Paper Structure (15 sections, 3 equations, 4 figures, 4 tables)

This paper contains 15 sections, 3 equations, 4 figures, 4 tables.

Figures (4)

  • Figure 1: Comparison between Extensible Tokenization and other context extension methods, including 1) Position Interpolation chen2023extending, 2) NTK-Aware Scaled RoPE ntkaware2023, 3) LongLLaMA tworkowski2023focused. Extensible Tokenization presents a superior long-context language modeling capability, along with better efficency in terms of memory and time. PPL is measured on PG19 raecompressive2019 following the method in chevalier2023adapting
  • Figure 2: Extensible Tokenization. The input data is chunked into equal-sized sub-sequences.

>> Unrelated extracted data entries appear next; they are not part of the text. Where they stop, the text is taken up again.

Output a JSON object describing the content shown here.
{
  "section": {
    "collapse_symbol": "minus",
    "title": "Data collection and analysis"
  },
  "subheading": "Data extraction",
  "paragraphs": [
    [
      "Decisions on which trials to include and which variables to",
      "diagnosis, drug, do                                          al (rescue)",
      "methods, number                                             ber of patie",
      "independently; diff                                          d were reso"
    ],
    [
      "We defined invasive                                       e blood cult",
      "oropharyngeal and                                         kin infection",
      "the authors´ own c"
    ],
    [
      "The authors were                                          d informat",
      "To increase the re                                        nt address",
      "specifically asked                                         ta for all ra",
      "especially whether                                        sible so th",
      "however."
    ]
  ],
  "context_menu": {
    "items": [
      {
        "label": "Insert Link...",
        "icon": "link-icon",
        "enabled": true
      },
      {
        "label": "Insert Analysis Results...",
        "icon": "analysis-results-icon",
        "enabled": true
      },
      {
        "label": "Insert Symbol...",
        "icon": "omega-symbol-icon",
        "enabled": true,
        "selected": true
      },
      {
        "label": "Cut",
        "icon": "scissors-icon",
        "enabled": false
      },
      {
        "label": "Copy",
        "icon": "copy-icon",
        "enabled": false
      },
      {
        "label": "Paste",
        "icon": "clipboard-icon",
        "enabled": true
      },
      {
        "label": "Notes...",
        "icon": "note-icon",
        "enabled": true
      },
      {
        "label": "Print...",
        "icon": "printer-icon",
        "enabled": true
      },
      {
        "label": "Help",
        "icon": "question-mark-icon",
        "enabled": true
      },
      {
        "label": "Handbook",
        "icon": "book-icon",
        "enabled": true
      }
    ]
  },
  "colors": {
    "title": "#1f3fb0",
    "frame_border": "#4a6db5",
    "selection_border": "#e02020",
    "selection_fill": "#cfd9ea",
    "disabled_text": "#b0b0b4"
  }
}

Each sub-sequence is transformed and compressed as the extensible embeddings. The new tokens are predicted based on the extensible embeddings from the preceding chunks and the token embeddings in the same chunk. The extensible tokenizer is learned with a fixed downstream LLM.
  • Figure 3: Two-Stream AR. In the first pass, the raw token embeddings are transformed into extensible embeddings (with the scaling factor $k=3$). In the second pass (given a window size of 10), the auto-regression is accomplished in two steps, with the $x_{1-3}$ and $x_{4-6}$ predicted in the first step, and $x_{7-9}$ and $x_{10-12}$ predicted in the second step.
  • Figure 4: The extensible tokenizer trained on LLaMA-2-7B can be directly utilized by LongAlpaca-16K and LongChat-32K, leading to further scaling of their context lengths by $\times16$ and $\times32$ (with PPL measured on PG19). Remarkable, the context length of LongChat can be extended to 1 million.